Document Type : Original Article
PhD. Student in Financial Engineering, Department of Financial Management, Faculty of Management and Economy, Science and Research Branch, Islamic Azad University, Tehran-Iran.
Prof., Department of Financial Management, Faculty of Management and Economy, Science and Research Branch, Islamic Azad University, Tehran-Iran.
Assistant Prof., Department of Financial Management, Tehran North Branch, Islamic Azad University, Tehran-Iran,
Assistant Prof. Department of Financial Management, Electronic Campus, Islamic Azad University Tehran-Iran.
Associate Prof., Department of Economics, Faculty of Management and Economy, Science and Research Branch, Islamic Azad University, Tehran-Iran.
Interest rate risk is one of the most important financial risks that economic enterprises faced. This risk is actually the probability of a decline in the value from unexpected fluctuations in interest rates in the market. Firms use different analytical models to evaluate the interest rate assessment and the effect of interest rate fluctuations on liabilities and assets and their cash flows. One of the risk hedging strategies is risk management using operational techniques.

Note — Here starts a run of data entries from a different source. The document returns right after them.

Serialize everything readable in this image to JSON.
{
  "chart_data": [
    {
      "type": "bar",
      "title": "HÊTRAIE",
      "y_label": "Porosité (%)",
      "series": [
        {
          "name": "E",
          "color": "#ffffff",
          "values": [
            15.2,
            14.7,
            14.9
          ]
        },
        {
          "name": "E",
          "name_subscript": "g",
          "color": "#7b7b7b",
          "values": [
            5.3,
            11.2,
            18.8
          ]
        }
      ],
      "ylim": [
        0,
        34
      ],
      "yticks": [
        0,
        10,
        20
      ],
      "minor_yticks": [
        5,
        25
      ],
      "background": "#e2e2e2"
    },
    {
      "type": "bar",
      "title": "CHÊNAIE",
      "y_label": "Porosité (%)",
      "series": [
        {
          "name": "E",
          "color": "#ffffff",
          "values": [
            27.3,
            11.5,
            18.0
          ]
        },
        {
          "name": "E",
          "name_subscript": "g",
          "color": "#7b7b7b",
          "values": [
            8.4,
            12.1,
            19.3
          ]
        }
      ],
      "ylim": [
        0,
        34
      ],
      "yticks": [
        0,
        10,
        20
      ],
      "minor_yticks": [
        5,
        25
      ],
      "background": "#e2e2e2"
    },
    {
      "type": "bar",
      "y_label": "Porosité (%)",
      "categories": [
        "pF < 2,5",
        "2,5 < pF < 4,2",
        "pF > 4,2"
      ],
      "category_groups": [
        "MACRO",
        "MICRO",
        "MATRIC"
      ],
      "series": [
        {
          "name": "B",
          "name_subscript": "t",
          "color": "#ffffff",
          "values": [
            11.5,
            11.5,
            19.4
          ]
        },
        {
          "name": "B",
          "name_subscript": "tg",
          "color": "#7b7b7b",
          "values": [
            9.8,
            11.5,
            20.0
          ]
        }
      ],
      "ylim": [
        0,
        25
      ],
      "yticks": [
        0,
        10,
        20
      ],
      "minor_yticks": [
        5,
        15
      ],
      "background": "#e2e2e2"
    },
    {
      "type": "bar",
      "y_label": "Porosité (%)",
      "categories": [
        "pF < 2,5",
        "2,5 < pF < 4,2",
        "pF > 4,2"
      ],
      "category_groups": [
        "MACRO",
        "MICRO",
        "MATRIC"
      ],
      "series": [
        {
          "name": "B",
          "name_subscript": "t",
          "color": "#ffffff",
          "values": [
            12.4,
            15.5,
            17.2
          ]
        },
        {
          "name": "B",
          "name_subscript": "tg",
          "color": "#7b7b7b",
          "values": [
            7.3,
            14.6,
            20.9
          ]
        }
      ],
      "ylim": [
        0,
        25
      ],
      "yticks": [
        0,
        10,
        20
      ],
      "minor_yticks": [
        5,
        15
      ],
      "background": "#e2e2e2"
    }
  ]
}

In this research, with the aim of proposing an operational technique for hedging interest rate risk, the sensitivity coefficient of firms' stock returns to interest rate fluctuations in the period of 2011 to 2021 and after entering the debt market has been investigated and analyzed. In order to measure the interest rate sensitivity coefficient, a model similar to the model of Flannery and James (1984) and Deleze and Korkeamaki (2018) has been used. In this research, the autoregressive integrated moving average (ARIMA)model has been used to estimate the unexpected part of changes in interest rates, and the rolling window regression and panel data models have been used to estimate the interest rate sensitivity coefficient and analyze and investigate this sensitivity coefficient. The result of the research shows a decrease in the sensitivity coefficient to interest rate changes after the first entry into the debt market and finally the facilitation of interest rate risk management among debt bond issuers.